Von sieben Säulen spricht Coach Daniel Duddek. Diese seien das Fundament, die ein Kind braucht, um später Krisen gut zu meistern: (Selbst-)Akzeptanz, realistischer Optimismus, Zielorientierung, Empathie, Emotionssteuerung, Selbstwirksamkeit und Aktive Lösungsorientierung. Sie sollen unsere Kinder im späteren Leben befähigen mit Tiefschlägen und Problemen umzugehen.

In der Krippe haben wir auch den ein oder anderen Stützpfeiler verbaut, sowohl räumlich als auch pädagogisch. Die Säulen in der Krippe tragen zuverlässig unser Dach und geben die Möglichkeit für Weitblick im Garderobenbereich und Bewegungsraum. Die pädagogischen Aspekte geben uns Unterstützung im Alltag und in der Reflexion unserer Begegnungen mit den Kindern.

Resilienz der Mitarbeitenden

Die Resilienz der Kinder fängt bei uns Pädagogen an. So begegnen wir z.B. Eltern und Kindern von Anfang an mit Empathie und gestalten den Prozess der Eingewöhnung soweit möglich angepasst an die Bedürfnisse der jeweiligen Familie, verlieren aber unser Ziel nicht aus den Augen. Die Akzeptanz der unterschiedlichen Reaktionen der Kinder auf die neue Situation oder auf die Trennung von den Eltern hilft uns gelassen zu bleiben. Durch den Austausch und die Reflexion im Team behalten wir unseren Optimismus und können die Erfahrung aller für eine aktive Lösungsorientierung nutzen, wenn sich Schwierigkeiten auftun oder ein Prozess ungewöhnlich verläuft.

Da uns doch immer wieder große Emotionen von den Kindern entgegengebracht werden, ist es täglich eine Herausforderung gut bei sich zu bleiben und Wege für die eigene Emotionssteuerung zu entwickeln, den Kindern vorzuleben und die Emotionen der Kinder gut begleiten zu können.
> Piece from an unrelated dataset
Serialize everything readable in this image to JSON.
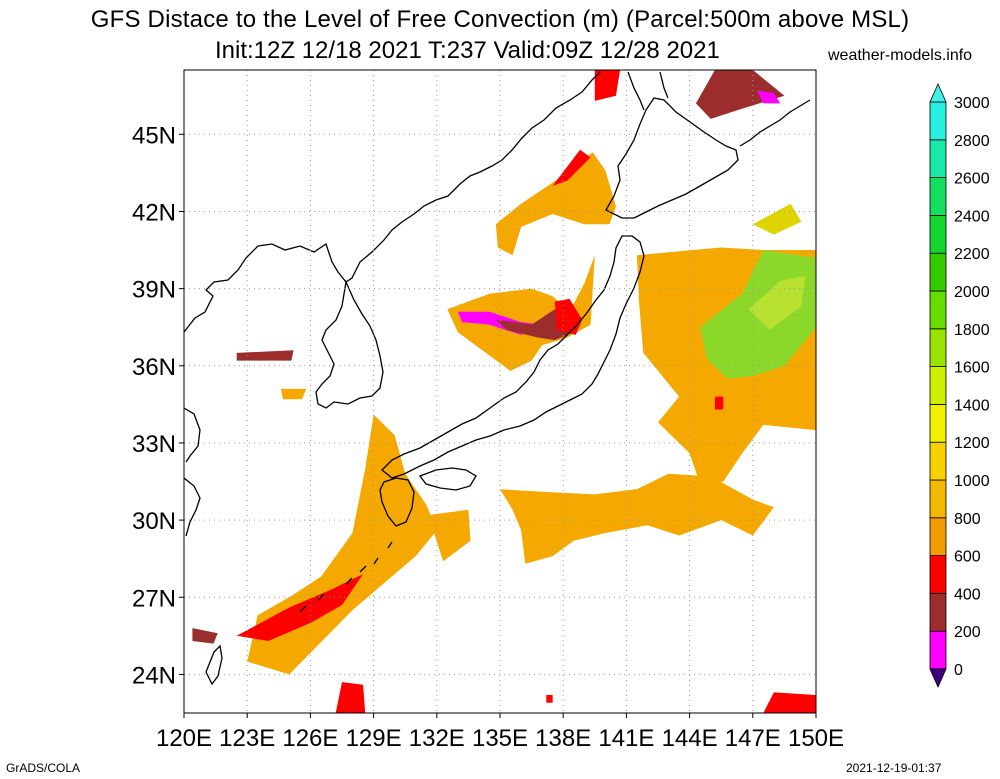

Ebenso wie die Selbstwirksamkeit für uns Pädagog*innen eine Bedeutung für die eigene berufliche Zufriedenheit hat, ist dies ein Aspekt, der in der Montessori-Pädagogik eine tragende Rolle spielt.

Eigenständig agieren

Durch den gesamten Tagesablauf ziehen sich Quellen für Selbstwirksamkeit, die wir schon in der Eingewöhnungsphase nutzen können umnd den Kindern erste Möglichkeiten für ihre Unabhängigkeit in der Krippe zu geben. Mit Hilfe eines Fotos am Schrank wissen die Kinder sehr schnell, wo sich ihre Kleidung für den Heimweg befindet und wo morgens die Schuhe verstaut werden. Durch den eigenen Wäschebeutel, der jeden Tag dabei ist, haben sie schon einen kleinen Auftrag im Gepäck, den sie eigenständig bewältigen können, indem sie die frische Kleidung zu ihrem Schrank mit der Ersatzwäsche bringen.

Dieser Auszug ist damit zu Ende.